The trial court heard testimony that B.H. is in a foster-to-adopt home and is well cared for
by his foster parents. Cruz testified she believes termination of Mother’s parental rights is in
B.H.’s best interest. Cruz opined Mother has been given adequate time to complete her services,
obtain sobriety, and show a willingness to do the things necessary to show she can parent B.H.
However, Mother has not taken the steps necessary to address the Department’s concerns, and
B.H. needs permanency. According to Cruz, termination of Mother’s parental rights would allow
B.H. to be adopted by his foster family and achieve permanency.
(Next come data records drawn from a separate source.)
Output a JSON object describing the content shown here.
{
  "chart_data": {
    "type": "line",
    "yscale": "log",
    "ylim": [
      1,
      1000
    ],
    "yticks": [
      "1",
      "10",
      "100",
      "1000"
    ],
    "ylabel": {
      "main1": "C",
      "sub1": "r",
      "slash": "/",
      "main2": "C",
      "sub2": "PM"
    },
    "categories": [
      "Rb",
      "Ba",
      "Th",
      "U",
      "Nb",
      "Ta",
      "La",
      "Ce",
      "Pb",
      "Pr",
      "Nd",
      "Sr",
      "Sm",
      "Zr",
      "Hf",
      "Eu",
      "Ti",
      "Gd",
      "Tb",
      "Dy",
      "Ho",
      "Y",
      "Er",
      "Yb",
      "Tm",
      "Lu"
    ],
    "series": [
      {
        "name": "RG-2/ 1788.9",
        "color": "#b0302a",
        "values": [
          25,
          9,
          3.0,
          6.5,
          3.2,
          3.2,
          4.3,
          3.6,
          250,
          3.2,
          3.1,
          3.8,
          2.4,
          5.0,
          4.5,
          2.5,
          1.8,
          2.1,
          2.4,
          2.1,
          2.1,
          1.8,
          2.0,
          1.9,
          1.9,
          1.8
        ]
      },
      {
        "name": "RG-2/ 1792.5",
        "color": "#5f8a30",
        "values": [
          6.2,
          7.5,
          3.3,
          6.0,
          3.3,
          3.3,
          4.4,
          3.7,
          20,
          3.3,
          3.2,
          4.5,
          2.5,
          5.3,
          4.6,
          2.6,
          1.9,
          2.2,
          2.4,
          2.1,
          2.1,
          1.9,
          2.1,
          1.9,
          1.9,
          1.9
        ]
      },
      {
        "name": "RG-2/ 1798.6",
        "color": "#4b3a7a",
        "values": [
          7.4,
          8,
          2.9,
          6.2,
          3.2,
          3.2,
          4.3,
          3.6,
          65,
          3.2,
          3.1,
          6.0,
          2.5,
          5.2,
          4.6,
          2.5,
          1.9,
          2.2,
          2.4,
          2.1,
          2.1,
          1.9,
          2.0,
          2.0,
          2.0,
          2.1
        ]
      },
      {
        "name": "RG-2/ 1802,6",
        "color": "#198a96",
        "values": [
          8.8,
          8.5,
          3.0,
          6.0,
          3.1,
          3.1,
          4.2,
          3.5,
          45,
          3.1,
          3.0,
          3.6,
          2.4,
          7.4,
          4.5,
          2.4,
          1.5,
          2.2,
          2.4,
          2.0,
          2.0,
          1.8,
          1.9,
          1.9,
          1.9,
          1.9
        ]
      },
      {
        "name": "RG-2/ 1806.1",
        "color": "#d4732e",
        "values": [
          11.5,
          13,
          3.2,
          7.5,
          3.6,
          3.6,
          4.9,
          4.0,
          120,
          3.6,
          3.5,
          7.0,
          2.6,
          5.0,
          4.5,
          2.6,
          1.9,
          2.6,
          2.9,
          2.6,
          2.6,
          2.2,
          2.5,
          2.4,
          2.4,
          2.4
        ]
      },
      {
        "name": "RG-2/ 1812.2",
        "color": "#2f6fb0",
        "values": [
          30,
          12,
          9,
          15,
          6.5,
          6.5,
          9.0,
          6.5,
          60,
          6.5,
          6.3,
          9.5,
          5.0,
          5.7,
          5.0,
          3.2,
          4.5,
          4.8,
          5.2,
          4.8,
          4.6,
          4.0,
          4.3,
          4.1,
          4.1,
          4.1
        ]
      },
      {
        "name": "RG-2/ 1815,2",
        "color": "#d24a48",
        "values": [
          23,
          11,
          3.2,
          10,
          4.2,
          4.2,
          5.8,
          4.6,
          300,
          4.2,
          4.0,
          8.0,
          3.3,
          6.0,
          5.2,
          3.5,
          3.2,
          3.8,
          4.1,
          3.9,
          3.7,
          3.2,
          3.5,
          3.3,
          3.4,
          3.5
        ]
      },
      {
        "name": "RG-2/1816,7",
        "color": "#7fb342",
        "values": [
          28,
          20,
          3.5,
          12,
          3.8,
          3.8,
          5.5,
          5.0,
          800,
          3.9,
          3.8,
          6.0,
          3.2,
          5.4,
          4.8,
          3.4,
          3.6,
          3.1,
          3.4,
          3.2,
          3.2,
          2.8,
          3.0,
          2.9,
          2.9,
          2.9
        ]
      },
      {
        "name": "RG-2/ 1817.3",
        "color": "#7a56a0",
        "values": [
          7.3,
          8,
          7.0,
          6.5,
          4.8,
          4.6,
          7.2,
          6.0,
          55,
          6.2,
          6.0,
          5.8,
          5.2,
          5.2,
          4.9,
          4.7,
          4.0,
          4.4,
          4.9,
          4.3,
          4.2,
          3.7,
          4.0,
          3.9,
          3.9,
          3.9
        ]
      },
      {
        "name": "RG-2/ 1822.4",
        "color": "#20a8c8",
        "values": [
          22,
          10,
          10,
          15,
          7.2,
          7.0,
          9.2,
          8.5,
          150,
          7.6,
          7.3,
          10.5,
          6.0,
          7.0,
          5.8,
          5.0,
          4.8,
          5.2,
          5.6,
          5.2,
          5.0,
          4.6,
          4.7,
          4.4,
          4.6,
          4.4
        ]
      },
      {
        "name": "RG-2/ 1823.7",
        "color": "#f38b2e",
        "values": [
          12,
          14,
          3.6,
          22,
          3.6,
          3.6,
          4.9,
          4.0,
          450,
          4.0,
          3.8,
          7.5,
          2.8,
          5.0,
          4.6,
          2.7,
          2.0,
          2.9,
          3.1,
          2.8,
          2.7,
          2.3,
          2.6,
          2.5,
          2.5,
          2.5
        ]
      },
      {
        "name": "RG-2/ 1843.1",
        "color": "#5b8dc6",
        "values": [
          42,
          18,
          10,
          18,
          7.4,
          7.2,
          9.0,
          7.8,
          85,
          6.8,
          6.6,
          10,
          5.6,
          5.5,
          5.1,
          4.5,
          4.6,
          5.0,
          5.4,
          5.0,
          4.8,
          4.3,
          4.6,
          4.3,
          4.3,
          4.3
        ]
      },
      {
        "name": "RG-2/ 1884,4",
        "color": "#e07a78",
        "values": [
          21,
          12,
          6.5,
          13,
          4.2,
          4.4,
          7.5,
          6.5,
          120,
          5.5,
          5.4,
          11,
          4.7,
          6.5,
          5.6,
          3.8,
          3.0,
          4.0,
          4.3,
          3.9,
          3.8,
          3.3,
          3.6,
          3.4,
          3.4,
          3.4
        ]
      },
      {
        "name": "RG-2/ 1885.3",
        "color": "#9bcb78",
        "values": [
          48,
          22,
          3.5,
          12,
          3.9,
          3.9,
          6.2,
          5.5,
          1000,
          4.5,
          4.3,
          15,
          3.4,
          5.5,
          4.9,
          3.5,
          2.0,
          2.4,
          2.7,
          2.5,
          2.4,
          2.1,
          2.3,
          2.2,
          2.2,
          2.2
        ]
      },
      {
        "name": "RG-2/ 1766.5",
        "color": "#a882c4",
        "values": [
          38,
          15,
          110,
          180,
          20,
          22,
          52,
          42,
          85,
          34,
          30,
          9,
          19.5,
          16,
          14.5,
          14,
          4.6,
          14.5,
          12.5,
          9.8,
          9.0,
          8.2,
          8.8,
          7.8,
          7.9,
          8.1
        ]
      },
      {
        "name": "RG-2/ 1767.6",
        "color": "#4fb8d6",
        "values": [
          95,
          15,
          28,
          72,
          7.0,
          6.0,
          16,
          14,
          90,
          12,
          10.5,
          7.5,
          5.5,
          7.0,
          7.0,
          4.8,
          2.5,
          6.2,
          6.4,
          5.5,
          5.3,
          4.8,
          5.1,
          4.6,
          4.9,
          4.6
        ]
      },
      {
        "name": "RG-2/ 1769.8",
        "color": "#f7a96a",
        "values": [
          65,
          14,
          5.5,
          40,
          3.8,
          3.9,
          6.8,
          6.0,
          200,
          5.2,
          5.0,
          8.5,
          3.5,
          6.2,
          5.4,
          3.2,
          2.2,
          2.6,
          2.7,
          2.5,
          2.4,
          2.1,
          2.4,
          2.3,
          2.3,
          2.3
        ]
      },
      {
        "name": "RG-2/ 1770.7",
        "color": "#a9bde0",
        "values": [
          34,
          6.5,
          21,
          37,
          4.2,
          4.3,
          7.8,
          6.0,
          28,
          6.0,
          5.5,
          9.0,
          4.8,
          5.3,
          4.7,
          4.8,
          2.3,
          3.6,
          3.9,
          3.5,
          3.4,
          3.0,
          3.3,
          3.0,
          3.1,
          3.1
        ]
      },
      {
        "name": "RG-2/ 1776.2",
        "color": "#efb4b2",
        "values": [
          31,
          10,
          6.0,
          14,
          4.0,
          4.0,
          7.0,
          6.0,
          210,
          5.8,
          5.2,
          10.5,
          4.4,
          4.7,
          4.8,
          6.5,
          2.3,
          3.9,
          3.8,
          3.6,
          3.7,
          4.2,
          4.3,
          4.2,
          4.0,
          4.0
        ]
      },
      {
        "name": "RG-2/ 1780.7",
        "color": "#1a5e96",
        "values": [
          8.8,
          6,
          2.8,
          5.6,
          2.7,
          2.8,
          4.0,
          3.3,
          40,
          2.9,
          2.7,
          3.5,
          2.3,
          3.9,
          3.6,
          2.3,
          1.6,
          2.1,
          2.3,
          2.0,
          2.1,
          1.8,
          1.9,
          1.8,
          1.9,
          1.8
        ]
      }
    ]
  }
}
Cruz testified B.H. is very
attached to the foster parents, is happy in their care, and the foster parents and B.H. are bonded
with each other. Rachel Halm, the Department’s family specialist, testified she goes to B.H.’s
foster home at least once a month to ensure the foster family is adequately caring for the child.
Halm confirmed there is a bond between B.H. and his foster parents. B.H. looks for his foster
parents when they leave the room, he likes to be around them, and he likes to be held by them.
Halm testified B.H. “seems very happy in the home every time [she is] around them.” When Halm
visits, B.H. is “[v]ery smiley[,]” “laughing[,]” and “playing with the other children in the home.”
Based on Halm’s observations, B.H. is “doing great” and the foster family is able to meet all of
B.H.’s physical and emotional needs. The foster parents were initially working with physical
therapy to improve the child’s ability to walk. Now that B.H. has hit all his goals for walking, the
foster family is working with physical therapy to improve his fine motor skills. Halm confirmed
the foster parents want to adopt B.H. if Mother’s parental rights are terminated. See Holley,
544 S.W.2d at 372 (stating the trial court should consider the plans for the child by the agency
seeking custody when considering the child’s best interest).
- 10 - 04-25-00494-CV
In sum, the trial court heard evidence that Mother has struggled with addiction since at
least 2019. Mother was given chances to achieve sobriety in two prior cases involving termination
of her parental rights to her five oldest children, to no avail. In each of those cases and in this case,
the Department removed the children because it was concerned with Mother’s drug use. The trial
court heard testimony that Mother is not addressing her substance abuse issues and has failed to
cooperate with the Department and failed to comply with her service plan to address the
Department’s concerns. Based on the evidence at trial, the trial court could have reasonably
concluded that Mother continues to use drugs, and her drug addiction will endanger B.H. if he is
returned to Mother. In contrast, B.H. is placed in a loving foster home that is meeting his needs
and wants to adopt him. The Department plans for B.H. to be adopted by the foster placement.
Having reviewed the record and considered all the evidence in the appropriate light for
each standard of review, we conclude the trial court could have formed a firm belief or conviction
that termination of Mother’s parental rights was in B.H.’s best interest. See id. § 161.001(b)(2);
H.R.M., 209 S.W.3d at 108; J.P.B., 180 S.W.3d at 573; see also generally In re A.B., 437 S.W.3d
498, 503 (Tex. 2014) (recognizing a reviewing court need not detail the evidence if affirming a
termination judgment). Therefore, we hold the evidence is legally and factually sufficient to
support the trial court’s best-interest finding.
Accordingly, Mother’s sole issue is overruled.
CONCLUSION
We affirm the trial court’s order terminating Mother’s parental rights to B.H.